Publié le 2 Oct 2020 - 20:37
CONVOCATION SOULEYMANE TELIKO

Vers un ‘’boycott’’ des magistrats

 

Pour barrer la route à ce qu’ils considèrent comme une tentative de déstabilisation ourdie par la chancellerie contre l’UMS, les magistrats du Comité de ressort de Dakar affûtent leurs armes. Exigeant le départ de l’actuel ministre de la Justice, ils n’écartent pas de renvoyer toutes les audiences, si jamais leur président Souleymane Téliko doit comparaitre devant la formation disciplinaire du Conseil supérieur de la magistrature.

 

La guerre semble inéluctable. Elle s’annonce rude, entre la chancellerie et les magistrats réunis au sein de l’Union des magistrats sénégalais (UMS). Et la déclaration du Comité de ressort de Dakar, parvenue hier à ‘’EnQuête’’, en est une parfaite illustration. Condamnant fermement une ‘’démarche malintentionnée du ministre de la Justice’’, le comité de ressort ‘’réaffirme son soutien indéfectible à monsieur Souleymane Téliko, Président de l’UMS’’.

En outre, le Comité exige : ‘’L’arrêt immédiat de la procédure disciplinaire engagée’’ contre leur président.
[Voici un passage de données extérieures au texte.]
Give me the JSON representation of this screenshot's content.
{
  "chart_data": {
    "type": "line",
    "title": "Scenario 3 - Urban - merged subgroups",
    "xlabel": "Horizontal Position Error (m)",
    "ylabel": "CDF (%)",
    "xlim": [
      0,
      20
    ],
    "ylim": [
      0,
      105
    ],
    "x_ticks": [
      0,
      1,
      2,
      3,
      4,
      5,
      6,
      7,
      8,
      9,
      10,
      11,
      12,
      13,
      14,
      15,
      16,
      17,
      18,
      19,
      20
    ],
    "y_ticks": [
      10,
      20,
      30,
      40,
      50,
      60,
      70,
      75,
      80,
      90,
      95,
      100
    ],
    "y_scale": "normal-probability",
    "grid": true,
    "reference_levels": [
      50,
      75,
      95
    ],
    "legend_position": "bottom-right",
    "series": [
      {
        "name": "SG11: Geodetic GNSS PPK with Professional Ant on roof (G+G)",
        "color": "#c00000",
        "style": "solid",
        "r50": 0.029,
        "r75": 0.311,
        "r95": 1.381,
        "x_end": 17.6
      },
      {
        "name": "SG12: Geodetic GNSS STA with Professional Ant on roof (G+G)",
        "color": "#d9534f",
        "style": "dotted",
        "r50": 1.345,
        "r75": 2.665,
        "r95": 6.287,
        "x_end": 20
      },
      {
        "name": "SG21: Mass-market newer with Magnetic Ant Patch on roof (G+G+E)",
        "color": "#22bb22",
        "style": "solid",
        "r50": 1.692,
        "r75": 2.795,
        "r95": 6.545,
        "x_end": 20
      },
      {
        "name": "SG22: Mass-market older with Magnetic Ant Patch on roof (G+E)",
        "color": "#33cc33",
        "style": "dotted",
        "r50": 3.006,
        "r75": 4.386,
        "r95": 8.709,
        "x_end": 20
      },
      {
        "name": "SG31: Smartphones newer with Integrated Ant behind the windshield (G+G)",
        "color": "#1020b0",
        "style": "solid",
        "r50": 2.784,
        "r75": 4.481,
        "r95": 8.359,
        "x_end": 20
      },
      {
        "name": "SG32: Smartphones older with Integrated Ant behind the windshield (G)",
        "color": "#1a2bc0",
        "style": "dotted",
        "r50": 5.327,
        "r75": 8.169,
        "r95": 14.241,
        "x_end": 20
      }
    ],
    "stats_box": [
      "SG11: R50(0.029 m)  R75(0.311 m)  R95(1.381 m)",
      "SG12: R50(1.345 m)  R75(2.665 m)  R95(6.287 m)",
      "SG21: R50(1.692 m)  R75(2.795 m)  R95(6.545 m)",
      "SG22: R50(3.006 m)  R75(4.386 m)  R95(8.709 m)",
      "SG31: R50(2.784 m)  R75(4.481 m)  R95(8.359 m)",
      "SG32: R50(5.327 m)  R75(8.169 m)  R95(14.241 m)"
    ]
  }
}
Mieux, les magistrats de Dakar sont montés d’un cran, en exigeant ‘’le départ sans délai du garde des Sceaux, Ministre de la Justice, monsieur Malick Sall’’. 
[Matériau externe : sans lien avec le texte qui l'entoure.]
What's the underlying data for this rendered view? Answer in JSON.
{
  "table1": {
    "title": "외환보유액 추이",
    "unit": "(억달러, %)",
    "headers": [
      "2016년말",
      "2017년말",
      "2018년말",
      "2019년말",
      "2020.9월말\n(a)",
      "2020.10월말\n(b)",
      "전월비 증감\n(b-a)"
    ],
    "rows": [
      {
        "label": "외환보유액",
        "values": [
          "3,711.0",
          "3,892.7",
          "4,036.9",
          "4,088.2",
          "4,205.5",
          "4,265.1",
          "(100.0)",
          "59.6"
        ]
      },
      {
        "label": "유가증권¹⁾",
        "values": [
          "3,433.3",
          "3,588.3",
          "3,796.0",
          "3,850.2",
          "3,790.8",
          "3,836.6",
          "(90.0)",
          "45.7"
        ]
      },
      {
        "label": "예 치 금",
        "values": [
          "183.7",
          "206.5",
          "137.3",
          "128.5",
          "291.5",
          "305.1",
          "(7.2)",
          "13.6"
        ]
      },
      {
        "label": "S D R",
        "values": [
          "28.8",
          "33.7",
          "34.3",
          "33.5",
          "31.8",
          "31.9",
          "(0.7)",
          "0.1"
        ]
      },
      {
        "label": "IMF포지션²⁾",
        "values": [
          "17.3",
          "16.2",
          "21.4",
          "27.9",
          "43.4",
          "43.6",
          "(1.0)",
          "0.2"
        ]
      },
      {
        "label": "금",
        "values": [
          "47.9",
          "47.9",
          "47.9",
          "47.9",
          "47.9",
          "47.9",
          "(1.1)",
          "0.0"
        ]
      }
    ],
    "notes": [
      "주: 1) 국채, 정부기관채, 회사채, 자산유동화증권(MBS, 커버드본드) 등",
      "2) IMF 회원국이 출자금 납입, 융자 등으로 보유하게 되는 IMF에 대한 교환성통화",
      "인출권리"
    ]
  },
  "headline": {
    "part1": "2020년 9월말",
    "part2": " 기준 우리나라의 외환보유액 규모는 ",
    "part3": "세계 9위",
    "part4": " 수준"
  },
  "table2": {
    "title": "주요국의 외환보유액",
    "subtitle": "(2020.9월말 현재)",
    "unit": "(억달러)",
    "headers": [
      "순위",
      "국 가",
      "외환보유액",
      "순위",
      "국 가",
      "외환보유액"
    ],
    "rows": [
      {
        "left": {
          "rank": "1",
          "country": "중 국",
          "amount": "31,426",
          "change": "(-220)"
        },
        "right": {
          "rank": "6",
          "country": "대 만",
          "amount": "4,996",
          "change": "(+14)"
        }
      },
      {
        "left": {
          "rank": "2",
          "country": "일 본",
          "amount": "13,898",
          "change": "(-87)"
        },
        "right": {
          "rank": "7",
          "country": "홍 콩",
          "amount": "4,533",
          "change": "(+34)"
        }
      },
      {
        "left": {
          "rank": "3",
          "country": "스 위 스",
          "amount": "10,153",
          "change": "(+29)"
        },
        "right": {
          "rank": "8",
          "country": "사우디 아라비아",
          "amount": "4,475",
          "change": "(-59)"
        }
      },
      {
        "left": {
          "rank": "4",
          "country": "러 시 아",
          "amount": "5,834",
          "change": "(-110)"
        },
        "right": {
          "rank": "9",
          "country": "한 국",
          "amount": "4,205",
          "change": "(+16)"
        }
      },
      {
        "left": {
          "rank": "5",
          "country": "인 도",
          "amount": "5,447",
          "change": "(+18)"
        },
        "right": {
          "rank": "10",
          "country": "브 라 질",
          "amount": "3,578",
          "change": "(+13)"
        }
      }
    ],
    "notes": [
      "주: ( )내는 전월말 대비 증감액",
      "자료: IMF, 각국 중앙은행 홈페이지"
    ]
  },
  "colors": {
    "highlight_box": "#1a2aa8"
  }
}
Outre cette radicalisation, le Comité de ressort de Dakar invite le Bureau exécutif de l’UMS à adresser des lettres de dénonciation à toutes les missions diplomatiques accréditées au Sénégal et à l’Union internationale des magistrats (UIM).

De plus, les magistrats appellent tous leurs collègues ‘’à se constituer, d’ores et déjà, aux côtés des avocats choisis et de procéder, le cas échéant, au renvoi de toutes les audiences le jour de la comparution de monsieur Souleymane Téliko’’. Dans la même veine, le comité a demandé au bureau exécutif ‘’de cesser, dès à présent, toute forme de collaboration avec le ministre de la Justice’’.
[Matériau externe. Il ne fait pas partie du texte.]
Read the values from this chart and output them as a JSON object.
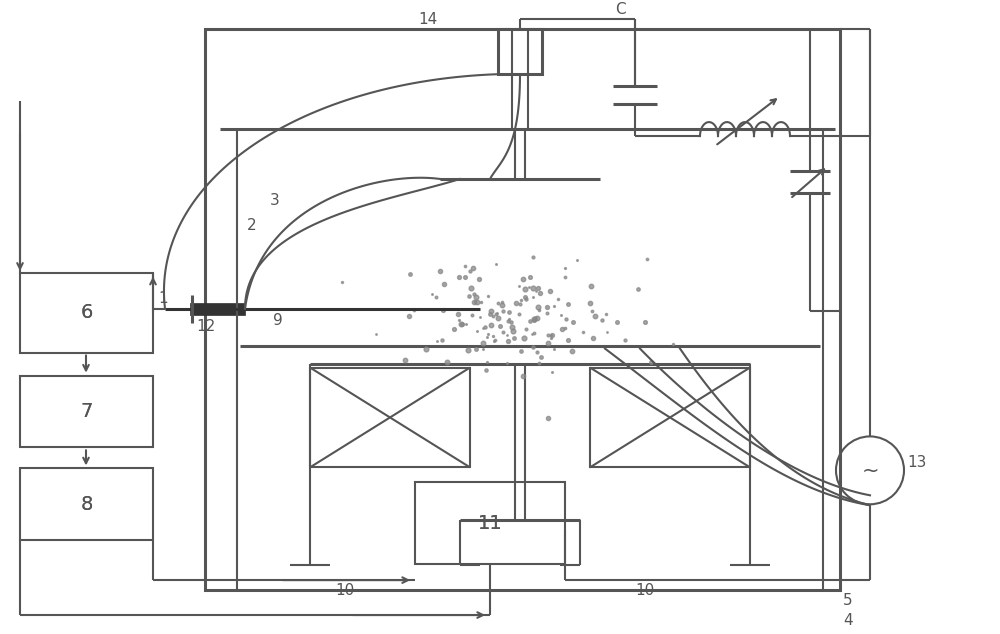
{
  "bg_color": "#ffffff",
  "line_color": "#555555",
  "lw": 1.5,
  "lw2": 2.2,
  "figsize": [
    10.0,
    6.34
  ],
  "dpi": 100
}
Enfin, il a invité le Bureau exécutif de l’UMS à ‘’convoquer, dans les plus brefs délais, une assemblée générale extraordinaire’’.

L’ire des magistrats a été provoquée par la déclaration du ministre Sall, le 28 septembre 2020, annonçant la saisine de la formation disciplinaire du Conseil supérieur de la magistrature, pour statuer sur l’affaire concernant Souleymane Téliko, Président de l’UMS. Pour le Comité de ressort de Dakar, ‘’les actes répétés de sabotage et de tentative de déstabilisation observés depuis plusieurs semaines, et dont l’unique responsable n’est autre que le ministre Malick Sall, constituent une attitude incompatible avec le fonctionnement normal du service public de la justice’’.

Point de presse, cet après-midi

Après le Comité de ressort de la capitale, l’Union des magistrats sénégalais va entrer aujourd’hui même dans la danse. L’organisation a, en effet, prévu d’organiser cet après-midi un point de presse, dans un hôtel de la place.

Pour rappel, cette affaire Téliko intervient dans un contexte marqué par l’affectation du président du tribunal départemental de Podor, Ngor Diop. Quelques jours avant cette affectation aux allures de sanction, ledit magistrat s’était illustré dans une affaire impliquant un dignitaire religieux dans cette partie nord du pays. Malgré les pressions de toutes sortes, M. Diop avait refusé de céder et avait même prononcé la condamnation contre le dignitaire. Ce qui n’avait pas plu à certaines autorités.

Estimant que cette affectation-sanction n’a pas été faite dans les règles, l’UMS avait pris la résolution de traduire l’acte devant la Chambre administrative de la Cour suprême pour demander son annulation. Ce qui, visiblement, n’était pas au goût de la tutelle.

Dans ce sillage, le premier président de la Cour d’appel de Kaolack, membre simple de l’UMS, à travers un communiqué vulgarisé par les services même du ministère de la Justice, annonce sa démission fracassante de l’organisation. Ont commencé alors les déballages au sein de la magistrature, jusqu’à la convocation du président de l’Union des magistrats sénégalais devant l’Inspection générale de l’administration de la justice (Igaj). Même si Téliko a surtout été entendu sur ses sorties dans lesquelles il commentait des décisions rendues par ses pairs, beaucoup d’observateurs n’ont pas manqué de faire le link avec sa posture radicale, dans l’affaire Ngor Diop.